We study a double robust Bayesian inference procedure on the average treatment effect (ATE) under unconfoundedness. Our Bayesian approach involves a correction term for prior distributions adjusted by the propensity score. We prove asymptotic equivalence of our Bayesian estimator and efficient frequentist estimators by establishing a new semiparametric Bernstein-von Mises theorem under double robustness; i.e., the lack of smoothness of conditional mean functions can be compensated by high regularity of the propensity score and vice versa. Consequently, the resulting Bayesian point estimator internalizes the bias correction as the frequentist-type doubly robust estimator, and the Bayesian credible sets form confidence intervals with asymptotically exact coverage probability. In simulations, we find that this corrected Bayesian procedure leads to significant bias reduction of point estimation and accurate coverage of confidence intervals, especially when the dimensionality of covariates is large relative to the sample size and the underlying functions become complex. We illustrate our method in an application to the National Supported Work Demonstration.
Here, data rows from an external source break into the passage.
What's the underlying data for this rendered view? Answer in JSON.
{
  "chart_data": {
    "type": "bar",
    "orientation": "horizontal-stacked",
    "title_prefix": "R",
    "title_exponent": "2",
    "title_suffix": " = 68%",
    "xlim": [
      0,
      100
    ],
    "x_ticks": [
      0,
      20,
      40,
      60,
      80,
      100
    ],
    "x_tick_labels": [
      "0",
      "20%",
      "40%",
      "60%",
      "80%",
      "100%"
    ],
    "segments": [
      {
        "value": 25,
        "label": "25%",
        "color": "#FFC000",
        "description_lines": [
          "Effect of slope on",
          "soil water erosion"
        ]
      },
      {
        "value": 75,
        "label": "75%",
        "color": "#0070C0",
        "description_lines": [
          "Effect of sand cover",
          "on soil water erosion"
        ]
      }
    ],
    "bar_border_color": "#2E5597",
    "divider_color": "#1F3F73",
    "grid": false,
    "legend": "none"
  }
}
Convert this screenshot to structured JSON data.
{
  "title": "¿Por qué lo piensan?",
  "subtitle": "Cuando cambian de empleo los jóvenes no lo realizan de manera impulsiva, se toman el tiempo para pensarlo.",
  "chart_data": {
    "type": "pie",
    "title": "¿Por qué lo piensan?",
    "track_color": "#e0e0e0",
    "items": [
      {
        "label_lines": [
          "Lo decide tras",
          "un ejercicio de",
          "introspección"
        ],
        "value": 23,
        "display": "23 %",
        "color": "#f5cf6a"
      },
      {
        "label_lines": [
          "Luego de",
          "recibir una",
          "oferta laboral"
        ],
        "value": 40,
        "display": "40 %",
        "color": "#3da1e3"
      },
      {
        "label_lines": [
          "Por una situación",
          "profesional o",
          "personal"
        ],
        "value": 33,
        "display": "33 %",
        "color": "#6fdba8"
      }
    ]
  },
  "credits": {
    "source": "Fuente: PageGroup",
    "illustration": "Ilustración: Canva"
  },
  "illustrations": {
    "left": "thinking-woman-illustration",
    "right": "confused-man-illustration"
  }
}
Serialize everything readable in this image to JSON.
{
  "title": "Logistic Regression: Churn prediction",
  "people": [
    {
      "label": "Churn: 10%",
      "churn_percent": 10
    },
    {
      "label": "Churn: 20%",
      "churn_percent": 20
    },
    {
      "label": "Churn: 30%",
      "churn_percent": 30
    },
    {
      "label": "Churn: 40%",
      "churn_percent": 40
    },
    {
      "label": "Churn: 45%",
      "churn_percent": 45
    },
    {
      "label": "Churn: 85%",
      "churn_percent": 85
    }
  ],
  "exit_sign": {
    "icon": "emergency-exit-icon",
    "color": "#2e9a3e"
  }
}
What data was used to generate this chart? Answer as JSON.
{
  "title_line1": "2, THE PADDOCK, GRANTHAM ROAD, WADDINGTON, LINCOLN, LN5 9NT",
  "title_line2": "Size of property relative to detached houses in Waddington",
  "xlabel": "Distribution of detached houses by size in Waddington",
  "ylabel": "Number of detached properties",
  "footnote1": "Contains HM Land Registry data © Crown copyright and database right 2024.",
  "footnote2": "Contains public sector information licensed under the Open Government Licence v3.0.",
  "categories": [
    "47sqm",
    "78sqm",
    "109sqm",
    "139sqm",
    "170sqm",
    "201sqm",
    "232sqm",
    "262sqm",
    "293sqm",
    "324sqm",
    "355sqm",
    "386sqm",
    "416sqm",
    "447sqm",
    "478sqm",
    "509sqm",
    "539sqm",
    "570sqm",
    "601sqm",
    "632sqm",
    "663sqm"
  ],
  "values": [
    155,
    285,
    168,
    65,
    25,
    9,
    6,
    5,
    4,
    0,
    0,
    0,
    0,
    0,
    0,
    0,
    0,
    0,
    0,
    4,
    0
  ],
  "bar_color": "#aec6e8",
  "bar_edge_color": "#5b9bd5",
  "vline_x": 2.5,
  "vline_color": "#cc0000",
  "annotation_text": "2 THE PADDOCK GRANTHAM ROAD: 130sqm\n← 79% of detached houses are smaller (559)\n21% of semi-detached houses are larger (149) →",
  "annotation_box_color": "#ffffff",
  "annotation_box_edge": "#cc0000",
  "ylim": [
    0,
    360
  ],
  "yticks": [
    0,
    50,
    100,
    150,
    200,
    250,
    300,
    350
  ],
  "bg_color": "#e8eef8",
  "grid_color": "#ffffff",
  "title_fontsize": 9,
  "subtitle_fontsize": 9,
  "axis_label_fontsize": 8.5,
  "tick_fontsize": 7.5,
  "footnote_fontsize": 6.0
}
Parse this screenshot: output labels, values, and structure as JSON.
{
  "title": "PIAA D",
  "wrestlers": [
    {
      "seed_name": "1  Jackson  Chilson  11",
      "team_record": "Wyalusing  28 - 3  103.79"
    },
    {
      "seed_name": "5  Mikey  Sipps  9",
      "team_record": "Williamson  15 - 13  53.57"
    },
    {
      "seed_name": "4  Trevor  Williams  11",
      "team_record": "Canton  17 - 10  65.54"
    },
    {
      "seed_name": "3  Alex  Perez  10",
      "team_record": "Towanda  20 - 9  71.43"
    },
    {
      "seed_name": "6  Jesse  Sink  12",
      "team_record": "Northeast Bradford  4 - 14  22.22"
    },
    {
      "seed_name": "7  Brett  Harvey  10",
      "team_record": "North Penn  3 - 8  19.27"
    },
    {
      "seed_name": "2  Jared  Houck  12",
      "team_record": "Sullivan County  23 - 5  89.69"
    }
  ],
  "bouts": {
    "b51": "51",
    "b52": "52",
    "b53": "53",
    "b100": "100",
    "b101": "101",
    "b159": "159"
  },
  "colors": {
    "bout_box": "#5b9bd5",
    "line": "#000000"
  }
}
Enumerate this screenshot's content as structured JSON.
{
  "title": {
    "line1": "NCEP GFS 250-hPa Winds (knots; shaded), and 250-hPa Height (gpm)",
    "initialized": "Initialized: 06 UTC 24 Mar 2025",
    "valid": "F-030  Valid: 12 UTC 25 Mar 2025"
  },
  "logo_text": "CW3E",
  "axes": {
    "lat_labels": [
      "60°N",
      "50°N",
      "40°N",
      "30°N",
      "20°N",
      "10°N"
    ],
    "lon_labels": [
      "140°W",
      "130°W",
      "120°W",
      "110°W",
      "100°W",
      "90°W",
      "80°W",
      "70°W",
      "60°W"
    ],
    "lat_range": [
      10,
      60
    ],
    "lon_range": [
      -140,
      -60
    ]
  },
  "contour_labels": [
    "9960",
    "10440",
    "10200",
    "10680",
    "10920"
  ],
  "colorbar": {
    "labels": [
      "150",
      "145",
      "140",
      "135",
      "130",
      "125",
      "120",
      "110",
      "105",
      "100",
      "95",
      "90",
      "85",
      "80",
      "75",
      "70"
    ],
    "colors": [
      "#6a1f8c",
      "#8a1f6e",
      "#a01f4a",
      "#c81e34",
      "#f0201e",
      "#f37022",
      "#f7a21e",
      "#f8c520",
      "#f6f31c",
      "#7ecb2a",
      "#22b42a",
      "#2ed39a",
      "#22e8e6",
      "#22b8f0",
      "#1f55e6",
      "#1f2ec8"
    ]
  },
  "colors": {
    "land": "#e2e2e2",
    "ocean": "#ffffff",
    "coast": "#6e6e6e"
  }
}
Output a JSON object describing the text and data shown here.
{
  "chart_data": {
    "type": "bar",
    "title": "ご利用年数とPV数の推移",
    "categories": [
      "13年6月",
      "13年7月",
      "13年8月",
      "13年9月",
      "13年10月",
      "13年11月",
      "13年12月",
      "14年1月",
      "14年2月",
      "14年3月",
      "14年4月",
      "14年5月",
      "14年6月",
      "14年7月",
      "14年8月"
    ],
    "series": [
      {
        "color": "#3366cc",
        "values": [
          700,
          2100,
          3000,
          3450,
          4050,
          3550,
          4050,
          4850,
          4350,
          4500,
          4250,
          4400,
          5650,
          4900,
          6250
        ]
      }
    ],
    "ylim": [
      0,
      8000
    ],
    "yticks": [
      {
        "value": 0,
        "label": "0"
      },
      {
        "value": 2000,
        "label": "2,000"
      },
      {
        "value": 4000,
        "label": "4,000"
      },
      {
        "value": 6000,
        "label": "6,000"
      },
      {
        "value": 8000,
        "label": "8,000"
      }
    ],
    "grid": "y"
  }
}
翻译：我们研究了一种关于平均治疗效果(ATE)的双倍有力的贝叶斯推断程序。我们的贝叶斯方法涉及对先前经倾向性评分调整的分布进行校正的术语。我们通过在双重强势下建立新的半参数Bernstein-von Mises 理论,证明我们的贝叶斯天顶和高效的常客测算器的无症状等同性。我们发现,这种校正的贝叶斯程序导致点估计和准确信任期的偏差显著减少,特别是当共变的尺寸与样本大小和基本功能的复杂程度相比较大时。我们用常态型双型稳健的估测算器将偏差修正内部化为常态,而巴伊斯人可信的定型则形成信任间隔,其覆盖概率是无症状的精确概率。在模拟中,我们发现,这种校正的贝伊斯程序导致点估计和准确度间隔的偏差显著降低,特别是当共变的尺寸与样本大小和基本功能变得复杂时。我们用在应用国家支持性演示时说明我们的方法。